Но о Крылове с братом не посоветуешься, он хоть и руководитель серьезной фирмы, да все же не хозяйственник, нет, не хозяйственник. И вообще ни с кем о Крылове не поговоришь. Ведь все дело в том, что этот бородатый мужик входил в «мозговой центр», и если бы пришел к нему домой кто-то другой и вот в эдакой манере заговорил о контракте с итальянцами, то он бы, пожалуй, за советом обратился бы именно к Крылову. Конечно, в этом разговоре он представлял не только себя, рядом с ним были и другие. Кто?..
В прошлом году Николая Евгеньевича пригласили в прокуратуру, а потом и на Лубянку и указали, что отрасль дает продукцию, которая входит в понятие дефицита, и положили перед ним списочек людей из главков, за которыми числились неблаговидные дела… Конечно, это можно было предполагать. Такое не обошло почти ни одно министерство, а возникали и дела, о которых говорили на всех углах Москвы. Он понял, что от него требовалось, и начал чистку. К нему приходили родственники тех, кому грозил судебный процесс, умоляли: ведь вы давно знаете того, кто с вами работал бок о бок, вы же депутат, помогите, за столько лет напряженного труда можно и помиловать, даже если человека одолел соблазн, ведь не он требовал, ему несли. Но Николай Евгеньевич видел за этим совсем другое.
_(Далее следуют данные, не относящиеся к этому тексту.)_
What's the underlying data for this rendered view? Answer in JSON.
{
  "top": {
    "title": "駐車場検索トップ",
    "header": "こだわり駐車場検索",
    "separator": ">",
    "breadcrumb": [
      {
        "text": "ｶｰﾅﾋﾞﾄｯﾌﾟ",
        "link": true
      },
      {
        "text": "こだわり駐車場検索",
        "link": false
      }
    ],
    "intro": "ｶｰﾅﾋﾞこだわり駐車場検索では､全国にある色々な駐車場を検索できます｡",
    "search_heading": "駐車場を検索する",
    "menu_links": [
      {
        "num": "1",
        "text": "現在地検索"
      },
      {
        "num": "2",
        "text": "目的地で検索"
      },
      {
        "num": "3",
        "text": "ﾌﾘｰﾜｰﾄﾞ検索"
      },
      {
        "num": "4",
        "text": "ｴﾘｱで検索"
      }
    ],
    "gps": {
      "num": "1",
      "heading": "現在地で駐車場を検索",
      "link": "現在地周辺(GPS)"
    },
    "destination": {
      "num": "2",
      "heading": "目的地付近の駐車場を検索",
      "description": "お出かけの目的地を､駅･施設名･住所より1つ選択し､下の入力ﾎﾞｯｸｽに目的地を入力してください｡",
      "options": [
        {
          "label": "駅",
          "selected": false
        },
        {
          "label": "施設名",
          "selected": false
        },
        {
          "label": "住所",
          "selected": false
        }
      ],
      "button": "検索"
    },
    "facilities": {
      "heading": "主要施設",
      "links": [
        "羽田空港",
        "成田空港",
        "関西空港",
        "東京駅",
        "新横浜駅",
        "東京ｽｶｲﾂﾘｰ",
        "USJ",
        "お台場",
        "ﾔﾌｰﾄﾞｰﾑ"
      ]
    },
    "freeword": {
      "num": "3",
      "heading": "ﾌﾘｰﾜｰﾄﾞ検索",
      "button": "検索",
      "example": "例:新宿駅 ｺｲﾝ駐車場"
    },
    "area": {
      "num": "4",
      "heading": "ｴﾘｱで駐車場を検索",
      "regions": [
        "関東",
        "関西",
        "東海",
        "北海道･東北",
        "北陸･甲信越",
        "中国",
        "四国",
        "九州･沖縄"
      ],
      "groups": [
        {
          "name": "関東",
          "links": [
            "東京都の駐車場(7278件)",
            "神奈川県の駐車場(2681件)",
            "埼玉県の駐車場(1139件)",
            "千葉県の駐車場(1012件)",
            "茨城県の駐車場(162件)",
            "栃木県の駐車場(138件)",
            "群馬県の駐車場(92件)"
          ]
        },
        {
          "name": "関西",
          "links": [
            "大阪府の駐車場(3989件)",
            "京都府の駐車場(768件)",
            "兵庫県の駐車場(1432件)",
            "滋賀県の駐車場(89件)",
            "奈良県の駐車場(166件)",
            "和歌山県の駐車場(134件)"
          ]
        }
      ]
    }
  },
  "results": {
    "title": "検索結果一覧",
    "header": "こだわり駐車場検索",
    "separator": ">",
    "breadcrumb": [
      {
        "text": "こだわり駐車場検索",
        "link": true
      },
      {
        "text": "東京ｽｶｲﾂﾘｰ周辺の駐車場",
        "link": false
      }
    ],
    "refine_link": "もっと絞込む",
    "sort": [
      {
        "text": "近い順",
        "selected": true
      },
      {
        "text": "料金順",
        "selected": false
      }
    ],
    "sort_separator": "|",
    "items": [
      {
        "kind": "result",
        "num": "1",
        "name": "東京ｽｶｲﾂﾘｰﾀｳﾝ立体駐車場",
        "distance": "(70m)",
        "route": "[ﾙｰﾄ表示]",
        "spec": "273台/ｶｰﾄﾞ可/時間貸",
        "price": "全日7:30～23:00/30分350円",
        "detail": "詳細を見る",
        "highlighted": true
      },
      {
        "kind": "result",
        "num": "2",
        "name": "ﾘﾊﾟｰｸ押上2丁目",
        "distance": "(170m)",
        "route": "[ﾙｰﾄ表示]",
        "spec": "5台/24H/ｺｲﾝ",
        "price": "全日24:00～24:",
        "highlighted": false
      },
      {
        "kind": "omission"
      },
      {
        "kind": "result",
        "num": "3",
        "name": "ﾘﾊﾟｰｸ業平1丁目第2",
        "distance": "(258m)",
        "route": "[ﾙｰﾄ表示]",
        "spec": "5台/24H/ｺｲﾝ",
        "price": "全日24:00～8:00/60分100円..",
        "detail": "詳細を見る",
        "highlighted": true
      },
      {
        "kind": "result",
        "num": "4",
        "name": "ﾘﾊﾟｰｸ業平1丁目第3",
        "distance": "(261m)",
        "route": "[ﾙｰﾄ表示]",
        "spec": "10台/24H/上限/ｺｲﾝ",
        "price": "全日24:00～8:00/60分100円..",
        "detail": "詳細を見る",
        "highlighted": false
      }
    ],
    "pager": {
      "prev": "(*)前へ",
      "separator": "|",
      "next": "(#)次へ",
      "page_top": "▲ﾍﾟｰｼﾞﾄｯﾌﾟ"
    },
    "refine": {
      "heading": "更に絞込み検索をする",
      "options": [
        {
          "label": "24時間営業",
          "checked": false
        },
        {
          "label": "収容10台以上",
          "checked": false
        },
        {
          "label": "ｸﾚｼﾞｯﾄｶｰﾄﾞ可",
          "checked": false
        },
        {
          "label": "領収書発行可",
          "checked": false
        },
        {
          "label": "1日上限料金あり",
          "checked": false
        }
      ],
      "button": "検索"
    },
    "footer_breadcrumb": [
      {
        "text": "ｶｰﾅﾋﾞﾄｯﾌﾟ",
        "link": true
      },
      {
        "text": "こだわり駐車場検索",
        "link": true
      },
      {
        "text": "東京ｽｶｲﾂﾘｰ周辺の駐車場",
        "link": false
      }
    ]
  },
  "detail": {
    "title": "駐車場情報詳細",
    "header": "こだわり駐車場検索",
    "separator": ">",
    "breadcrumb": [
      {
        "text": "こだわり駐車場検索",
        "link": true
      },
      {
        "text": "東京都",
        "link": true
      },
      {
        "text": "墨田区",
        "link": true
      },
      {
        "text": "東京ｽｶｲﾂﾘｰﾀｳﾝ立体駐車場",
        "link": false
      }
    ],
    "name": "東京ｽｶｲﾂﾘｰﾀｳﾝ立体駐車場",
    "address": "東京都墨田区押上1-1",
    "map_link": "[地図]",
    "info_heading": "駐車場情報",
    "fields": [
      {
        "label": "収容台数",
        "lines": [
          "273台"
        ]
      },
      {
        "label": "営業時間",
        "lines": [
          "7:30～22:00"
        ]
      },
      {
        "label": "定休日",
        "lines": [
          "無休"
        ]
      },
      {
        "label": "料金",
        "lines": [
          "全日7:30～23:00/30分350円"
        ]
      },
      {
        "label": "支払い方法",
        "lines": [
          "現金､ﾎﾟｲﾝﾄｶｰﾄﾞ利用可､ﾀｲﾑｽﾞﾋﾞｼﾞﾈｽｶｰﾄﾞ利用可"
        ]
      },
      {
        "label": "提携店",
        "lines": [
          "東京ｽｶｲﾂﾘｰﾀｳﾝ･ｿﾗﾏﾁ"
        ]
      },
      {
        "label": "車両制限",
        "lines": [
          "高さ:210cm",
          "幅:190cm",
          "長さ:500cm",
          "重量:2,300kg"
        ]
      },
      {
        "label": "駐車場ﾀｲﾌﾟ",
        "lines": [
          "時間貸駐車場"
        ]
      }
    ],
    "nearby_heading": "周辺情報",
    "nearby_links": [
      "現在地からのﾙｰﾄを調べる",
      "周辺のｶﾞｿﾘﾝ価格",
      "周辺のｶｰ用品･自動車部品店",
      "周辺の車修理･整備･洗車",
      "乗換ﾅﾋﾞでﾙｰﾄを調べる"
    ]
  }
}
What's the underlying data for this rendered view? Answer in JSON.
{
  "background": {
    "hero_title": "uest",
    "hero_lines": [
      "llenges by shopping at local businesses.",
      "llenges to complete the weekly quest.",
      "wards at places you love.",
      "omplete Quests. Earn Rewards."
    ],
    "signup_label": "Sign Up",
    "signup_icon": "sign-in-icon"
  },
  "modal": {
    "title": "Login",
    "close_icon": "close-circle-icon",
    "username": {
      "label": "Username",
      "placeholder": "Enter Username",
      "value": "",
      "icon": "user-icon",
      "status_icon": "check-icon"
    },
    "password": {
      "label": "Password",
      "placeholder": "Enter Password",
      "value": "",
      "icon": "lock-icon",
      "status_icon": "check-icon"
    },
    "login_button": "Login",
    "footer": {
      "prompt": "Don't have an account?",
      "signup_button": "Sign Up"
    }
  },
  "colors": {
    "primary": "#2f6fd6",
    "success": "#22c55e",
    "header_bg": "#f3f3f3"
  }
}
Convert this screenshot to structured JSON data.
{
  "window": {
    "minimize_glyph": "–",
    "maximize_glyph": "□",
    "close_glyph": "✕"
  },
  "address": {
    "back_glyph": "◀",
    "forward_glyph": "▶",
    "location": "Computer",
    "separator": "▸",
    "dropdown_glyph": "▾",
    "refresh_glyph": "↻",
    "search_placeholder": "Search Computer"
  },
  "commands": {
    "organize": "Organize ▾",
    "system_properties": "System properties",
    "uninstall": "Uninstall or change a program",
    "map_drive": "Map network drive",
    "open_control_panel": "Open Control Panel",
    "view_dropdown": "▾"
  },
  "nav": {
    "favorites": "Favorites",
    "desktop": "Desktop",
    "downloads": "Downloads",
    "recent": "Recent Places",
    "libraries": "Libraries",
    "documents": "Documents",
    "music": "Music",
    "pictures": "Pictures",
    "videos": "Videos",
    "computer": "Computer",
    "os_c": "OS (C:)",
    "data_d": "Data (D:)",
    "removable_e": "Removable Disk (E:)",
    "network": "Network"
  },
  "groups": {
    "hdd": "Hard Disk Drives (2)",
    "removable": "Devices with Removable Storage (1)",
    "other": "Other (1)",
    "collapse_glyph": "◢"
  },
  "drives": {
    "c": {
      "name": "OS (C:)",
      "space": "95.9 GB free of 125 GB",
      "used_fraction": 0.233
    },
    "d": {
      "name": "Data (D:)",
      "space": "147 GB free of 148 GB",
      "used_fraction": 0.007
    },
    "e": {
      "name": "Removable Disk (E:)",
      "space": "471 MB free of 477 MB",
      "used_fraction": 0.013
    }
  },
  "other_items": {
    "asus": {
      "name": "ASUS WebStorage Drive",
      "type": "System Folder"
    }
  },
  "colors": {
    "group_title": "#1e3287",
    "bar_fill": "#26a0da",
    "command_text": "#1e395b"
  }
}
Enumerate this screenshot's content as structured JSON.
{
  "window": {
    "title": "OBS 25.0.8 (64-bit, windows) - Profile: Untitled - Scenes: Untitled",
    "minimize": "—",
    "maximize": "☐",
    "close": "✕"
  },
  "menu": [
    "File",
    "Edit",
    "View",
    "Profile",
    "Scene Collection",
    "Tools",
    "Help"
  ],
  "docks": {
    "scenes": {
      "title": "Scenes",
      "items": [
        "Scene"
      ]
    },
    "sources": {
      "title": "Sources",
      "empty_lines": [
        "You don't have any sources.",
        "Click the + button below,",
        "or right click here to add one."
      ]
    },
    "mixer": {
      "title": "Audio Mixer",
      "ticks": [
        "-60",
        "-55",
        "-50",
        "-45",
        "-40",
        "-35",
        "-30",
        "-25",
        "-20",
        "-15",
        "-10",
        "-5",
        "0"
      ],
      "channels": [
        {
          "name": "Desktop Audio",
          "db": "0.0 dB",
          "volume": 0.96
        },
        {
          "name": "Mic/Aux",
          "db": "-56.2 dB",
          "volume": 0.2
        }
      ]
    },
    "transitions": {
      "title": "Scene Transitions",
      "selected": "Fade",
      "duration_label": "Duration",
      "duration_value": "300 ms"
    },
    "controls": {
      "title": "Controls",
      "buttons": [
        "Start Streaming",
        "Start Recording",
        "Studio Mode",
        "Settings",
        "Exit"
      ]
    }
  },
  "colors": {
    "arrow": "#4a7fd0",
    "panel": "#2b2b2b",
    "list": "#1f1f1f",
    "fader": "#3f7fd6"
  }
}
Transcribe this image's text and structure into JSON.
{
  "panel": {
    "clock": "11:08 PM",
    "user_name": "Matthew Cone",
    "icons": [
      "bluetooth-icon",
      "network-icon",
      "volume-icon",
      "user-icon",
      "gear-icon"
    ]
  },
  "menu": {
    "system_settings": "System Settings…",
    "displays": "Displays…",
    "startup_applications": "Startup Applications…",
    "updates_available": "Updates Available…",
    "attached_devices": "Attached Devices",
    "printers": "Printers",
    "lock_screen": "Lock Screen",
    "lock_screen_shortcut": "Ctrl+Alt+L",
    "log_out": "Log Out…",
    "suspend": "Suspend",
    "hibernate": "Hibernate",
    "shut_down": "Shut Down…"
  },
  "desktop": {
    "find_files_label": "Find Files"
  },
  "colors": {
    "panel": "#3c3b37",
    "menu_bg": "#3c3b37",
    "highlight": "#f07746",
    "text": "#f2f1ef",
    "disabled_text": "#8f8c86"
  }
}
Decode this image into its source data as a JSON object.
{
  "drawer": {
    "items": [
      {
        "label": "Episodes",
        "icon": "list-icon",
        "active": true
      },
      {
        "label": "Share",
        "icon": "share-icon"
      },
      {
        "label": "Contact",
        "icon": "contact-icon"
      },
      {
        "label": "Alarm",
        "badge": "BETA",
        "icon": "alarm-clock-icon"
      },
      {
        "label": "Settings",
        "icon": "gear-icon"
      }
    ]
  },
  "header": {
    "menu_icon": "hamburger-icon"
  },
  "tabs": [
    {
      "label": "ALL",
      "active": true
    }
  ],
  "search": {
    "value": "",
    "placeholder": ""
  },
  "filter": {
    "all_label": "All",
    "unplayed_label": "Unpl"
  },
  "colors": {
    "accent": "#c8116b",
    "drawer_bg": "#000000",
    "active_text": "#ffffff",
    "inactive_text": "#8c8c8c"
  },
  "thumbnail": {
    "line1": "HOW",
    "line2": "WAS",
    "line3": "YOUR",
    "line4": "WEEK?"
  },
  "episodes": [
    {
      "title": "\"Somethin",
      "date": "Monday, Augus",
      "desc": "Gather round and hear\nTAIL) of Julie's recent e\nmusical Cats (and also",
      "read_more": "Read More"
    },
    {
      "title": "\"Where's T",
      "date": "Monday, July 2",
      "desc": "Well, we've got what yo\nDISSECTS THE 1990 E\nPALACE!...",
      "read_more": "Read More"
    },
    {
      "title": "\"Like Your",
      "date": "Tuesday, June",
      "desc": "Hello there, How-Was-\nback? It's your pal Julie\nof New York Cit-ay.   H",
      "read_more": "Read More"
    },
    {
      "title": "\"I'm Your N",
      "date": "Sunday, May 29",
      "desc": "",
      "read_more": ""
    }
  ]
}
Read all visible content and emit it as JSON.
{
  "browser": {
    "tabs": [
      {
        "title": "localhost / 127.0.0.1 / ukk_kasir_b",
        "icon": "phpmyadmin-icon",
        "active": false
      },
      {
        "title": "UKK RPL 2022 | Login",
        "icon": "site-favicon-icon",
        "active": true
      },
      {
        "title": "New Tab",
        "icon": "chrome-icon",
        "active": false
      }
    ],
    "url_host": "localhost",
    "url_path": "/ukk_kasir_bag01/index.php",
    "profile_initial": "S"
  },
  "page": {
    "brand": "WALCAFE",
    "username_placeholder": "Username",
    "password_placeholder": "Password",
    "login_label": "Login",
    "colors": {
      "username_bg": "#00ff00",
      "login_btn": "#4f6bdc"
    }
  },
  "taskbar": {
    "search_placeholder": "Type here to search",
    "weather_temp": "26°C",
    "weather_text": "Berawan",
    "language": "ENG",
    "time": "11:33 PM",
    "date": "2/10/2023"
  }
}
Видел, как задерживались поставки, как ходили из кабинета в кабинет директора заводов или главные инженеры, готовые на все, потому что если им недодадут в этом месяце, то весь их план полетит к чертям. А это — лишение премий, недовольство рабочих и инженеров, падение авторитета. Они кланялись перед ничтожеством, которому и стоило-то всего снять трубку и переговорить с таким же ничтожеством. Он видел остановившиеся дорогостоящие станки, бешеные авралы и дорогой металл, летящий в отбросы. Он многое что видел за этим, сам ведь прошел хорошую школу.